Former RTÉ presenter Brian Farrell dies aged 85
Broadcaster had unique presentation style and ‘extraordinary’ knowledge of Irish politics
Brian Farrell, one of Ireland’s leading broadcasters and academics, has died at the age of 85.
Mr Farrell presented some of the top current affairs programmes on RTÉ over four decades and led the coverage of ten general election counts over the period.
He was also known to generations of students at UCD as an inspirational lecturer on politics.
Farrell wrote a number of important books on Irish politics including the seminal Chairman Or Chief?: The Role of Taoiseach in Irish Government which examined the role of the Taoiseach.
Born in 1929 in Manchester to Irish parents Farrell moved to Dublin to live with his grandparents during the Second World War.
He was educated at Colaiste Mhuire, University College Dublin and Harvard University.
He married Marie-Therese Dillon, granddaughter of the Irish nationalist leader John Dillon in April 1955.
Mr Farrell joined the administrative staff of University College Dublin in 1955, later became director of extramural studies, and in 1957 became assistant to the registrar.
In 1966, he began lecturing in the department of ethics and politics at UCD and went on to become senior lecturer in politics and later associate professor of politics.
He came to wider public attention as an authoratative commentator on current affairs.
His career in the media began as a leader writer in the Irish Press newspaper. He did some radio work in the 1950s and became a presenter with RTE television shortly after it began broadcasting in 1962.
In the following decades he presented a series of flagship current affairs programmes including Broadsheet, Newsbeat, 7 Days, Today Tonight and Prime Time.
He covered major events at home and abroad, starting with the visit of American president John F Kennedy to Ireland in 1963.
He has presented the results programmes for ten Irish general elections and interviewed several US presidents, including Ronald Reagan.
He was twice honoured with Jacob’s Awards, the first in 1968 for his presentation of 7 Days and the second for his role in the RTÉ coverage of the 1977 general election results.
In December 2000, he presented an Irish historical programme 100 Years, a retrospective of events in Ireland over the 20th century.
Two of his sons, David Farrell and Theo Farrell, followed Brian Farrell into academia: David is professor of politics in the school of politics and international relations at UCD and Theo is professor of war studies at King’s College, London.
President Michael D. Higgins extended his sympathies to Farrell’s family. He was “ an outstanding broadcaster and political commentator and in so many ways he set the standard for others to follow, during the early days of RTE television,” Mr Higgins said in a statement issued from Malawi.
“He will be missed by all, but particularly by those of us who knew him as a friend,” he said.

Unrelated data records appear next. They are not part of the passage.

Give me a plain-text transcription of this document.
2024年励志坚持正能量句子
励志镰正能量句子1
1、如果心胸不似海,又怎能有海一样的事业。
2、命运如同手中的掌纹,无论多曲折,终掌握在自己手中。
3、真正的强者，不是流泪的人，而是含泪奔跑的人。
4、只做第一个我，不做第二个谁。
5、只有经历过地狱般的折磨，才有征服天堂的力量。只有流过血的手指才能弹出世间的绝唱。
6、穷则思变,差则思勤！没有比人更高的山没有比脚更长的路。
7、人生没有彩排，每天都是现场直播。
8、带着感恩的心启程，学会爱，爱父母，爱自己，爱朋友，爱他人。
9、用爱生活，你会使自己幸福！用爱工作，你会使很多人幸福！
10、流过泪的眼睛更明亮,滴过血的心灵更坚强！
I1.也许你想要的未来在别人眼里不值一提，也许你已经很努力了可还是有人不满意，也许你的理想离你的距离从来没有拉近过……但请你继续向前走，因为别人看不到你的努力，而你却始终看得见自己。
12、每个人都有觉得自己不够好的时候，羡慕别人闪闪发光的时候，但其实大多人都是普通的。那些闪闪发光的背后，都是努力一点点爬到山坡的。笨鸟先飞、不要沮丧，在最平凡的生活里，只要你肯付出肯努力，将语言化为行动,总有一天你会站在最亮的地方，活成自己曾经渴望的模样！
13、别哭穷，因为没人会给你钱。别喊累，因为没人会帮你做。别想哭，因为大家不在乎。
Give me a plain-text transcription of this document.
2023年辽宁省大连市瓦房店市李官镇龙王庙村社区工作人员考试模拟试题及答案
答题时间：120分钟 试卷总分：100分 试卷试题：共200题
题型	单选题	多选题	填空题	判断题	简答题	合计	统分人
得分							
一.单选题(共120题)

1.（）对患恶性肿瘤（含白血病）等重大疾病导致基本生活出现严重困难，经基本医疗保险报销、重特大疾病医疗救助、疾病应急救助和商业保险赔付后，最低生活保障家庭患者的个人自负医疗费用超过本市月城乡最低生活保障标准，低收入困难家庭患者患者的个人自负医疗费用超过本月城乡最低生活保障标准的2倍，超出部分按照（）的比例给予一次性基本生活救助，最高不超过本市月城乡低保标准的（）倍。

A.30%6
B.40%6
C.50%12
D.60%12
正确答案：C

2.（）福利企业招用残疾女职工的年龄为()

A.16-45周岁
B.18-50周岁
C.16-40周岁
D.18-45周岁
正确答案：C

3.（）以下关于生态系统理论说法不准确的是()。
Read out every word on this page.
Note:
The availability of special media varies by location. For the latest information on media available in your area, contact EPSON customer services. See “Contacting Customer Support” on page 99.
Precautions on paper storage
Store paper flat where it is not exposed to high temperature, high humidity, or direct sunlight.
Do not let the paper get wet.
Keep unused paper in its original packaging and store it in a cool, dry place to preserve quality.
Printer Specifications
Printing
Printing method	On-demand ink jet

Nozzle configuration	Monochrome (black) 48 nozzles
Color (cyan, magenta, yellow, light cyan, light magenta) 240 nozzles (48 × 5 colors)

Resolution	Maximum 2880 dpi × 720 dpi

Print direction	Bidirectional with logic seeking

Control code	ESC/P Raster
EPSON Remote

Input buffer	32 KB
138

RTÉ director general Noel Curran described him as “one of the most respected and talented Current Affairs presenters ever to appear on RTÉ”.
“His incisive analysis was paired with a unique presentation style and a depth of knowledge about Irish politics that was extraordinary,” Mr Curran said.
“He was also a fantastic colleague. Wise, witty, supportive but also not afraid to challenge, he was a hugely positive presence on the current affairs team. I consider it a privilege to have worked with him. Our thoughts are with his family.”
Secretary of the National Union of Journalists Seamus Dooley paid tribute to “one of the finest interviewers of his generation, asking the questions the viewer wanted asked — always dogged, always determined but always courteous.”
“Colleagues remember Brian for his generosity of spirit, his willingness to share information, ideas and wisdom and of course his sparking sense of humour,” he said.